Audição - Com Daisy ao vivo no Odre Marítimo , exercício de dramatização de vozes que, em primeiro lugar, Élvio Camacho encenou no Teatro Maria Matos (estreia em 14/2/2003), tem por pano de fundo uma pantalha, de recorte platónico, em que os diferentes planos da existência são, insidiosa mas ludicamente, metaforizados pelo actor e as suas máscaras, oriundas sobretudo do teatro heteronímico de Fernando Pessoa, que irão proceder a um exorcismo de pulsões interditas que o autor arrasta do teatro da sua mente para o palco socialmente partilhado do teatro (1). “Sonata cénica e xamânica”, Audição é um económico monólogo (2) que se volve, teatralmente, num conjunto de monólogos das várias vozes, de vocação aforística, cuja simbologia, a exemplo de Lianor no País Sem Pilhas, visa permitir aos auditores-espectadores uma viagem “iniciática” a planos diversos do Ser, conduzidos, guiados, por um xamã-travesti, ou seja, pela drag-queen Daisy Waterfields, alias, Daisy Mason Waterfields, figura ambígua de que encontramos mais espécies na escrita dramática de ANR, como é o caso do xamã cego homem-mulher Tirésias (3) de “Reflexo de Édipo”, versão de Julho de 2002 da futura peça Um Édipo: Mitodrama fantasmático em um acto, primeiro volante de uma trilogia sobre mitos, constituída por Nória e Prometeu: Palavras do Fogo (4) e por Maria de Magdala: Fábula Gnóstica a que já fiz referência.
Um Édipo (5), a minha peça favorita, é um drama de fantasmas, cujos patronos filosófico-estéticos são Platão, Freud e Jung e cujo patrono simbólico é o deus Hermes, o psicopompo, i.e., o guia das almas entre a vida e a morte.
Nesta peça (6), uma vez mais, a veia cómica do autor tem o poder de trazer as aristocráticas personagens mitológicas para a materialidade reconhecível de uma burguesia camiliana, ainda que estejamos embarcados numa viagem “iniciática”. E se a personagem mitológica Édipo continua, neste “mitodrama fantasmático em um acto” ou «drama ocultado» (subtítulo que o autor prefere agora), a ser, em primeira instância, a personagem-lugar-palco de interrogação da identidade individual, da autognose, e Tirésias a personagem ambígua que permitiu ao dramaturgo revisitar e recriar um lado censurado do mito da casa dos Labdácidas (7), a personagem que se eleva deste labirinto mitocrítico é um deus inescapável, infiel, pederasta, mulherengo, mentiroso, vaidoso e muito poderoso que emprestou as barbas ao Deus de Israel.
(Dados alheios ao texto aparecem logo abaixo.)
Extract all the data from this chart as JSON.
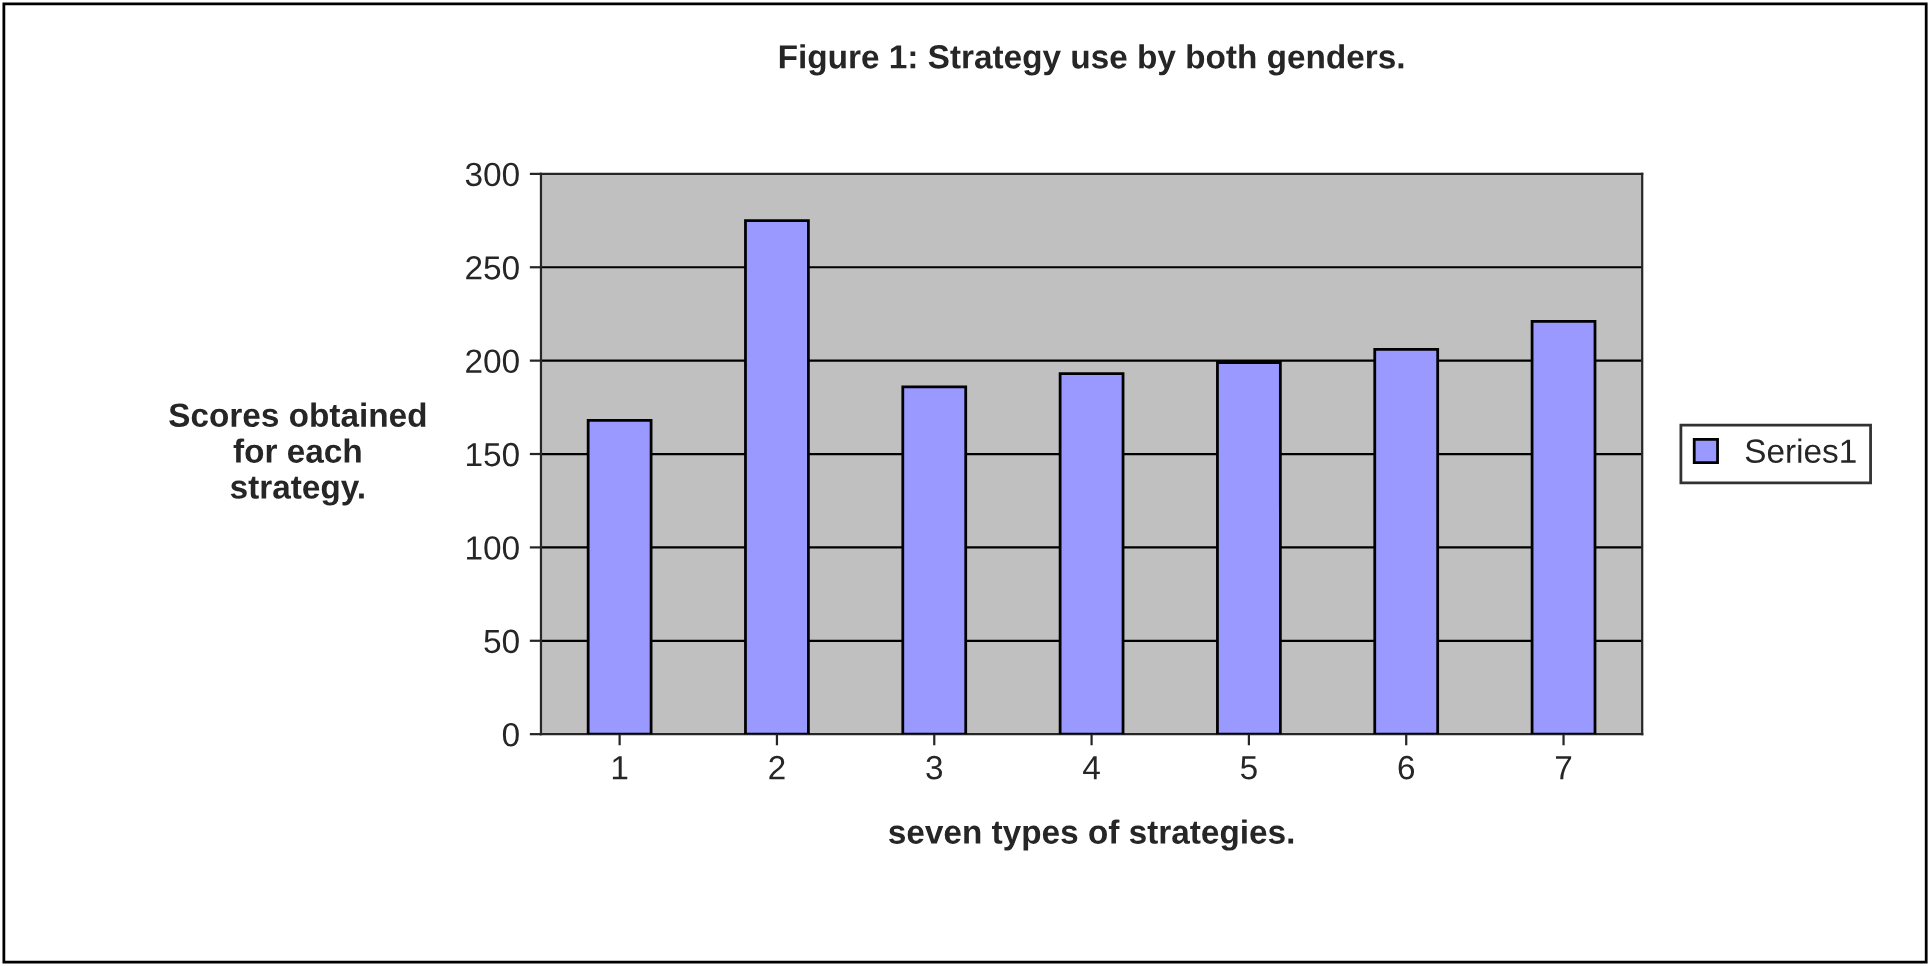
{
  "chart_data": {
    "type": "bar",
    "title": "Figure 1: Strategy use by both genders.",
    "xlabel": "seven types of strategies.",
    "ylabel": "Scores obtained\nfor each\nstrategy.",
    "categories": [
      "1",
      "2",
      "3",
      "4",
      "5",
      "6",
      "7"
    ],
    "series": [
      {
        "name": "Series1",
        "color": "#9999ff",
        "values": [
          168,
          275,
          186,
          193,
          199,
          206,
          221
        ]
      }
    ],
    "ylim": [
      0,
      300
    ],
    "yticks": [
      0,
      50,
      100,
      150,
      200,
      250,
      300
    ],
    "grid": "y",
    "legend": "right"
  }
}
É Zeus, o deus arsenotelus, que foi macho e fêmea, como rezavam os mistérios órficos! É dele reflexo a ambiguidade de Tirésias – mãe e pai -, a ambiguidade censurada de Laio, marido de Epicasta/Jocasta, a multiplicidade de Édipo, o homófobo, a perturbação de Manto, filha sem Mãe. A luta contra o poder paterno é o reflexo do litígio entre o direito sagrado (8), centrado na Culpa, que, em moldes heréticos, coloca Afrodite no chamamento das musas ao som da música de um Orfeu que afinal é Laio, o patrono, na Hélade, da prática da pederastia.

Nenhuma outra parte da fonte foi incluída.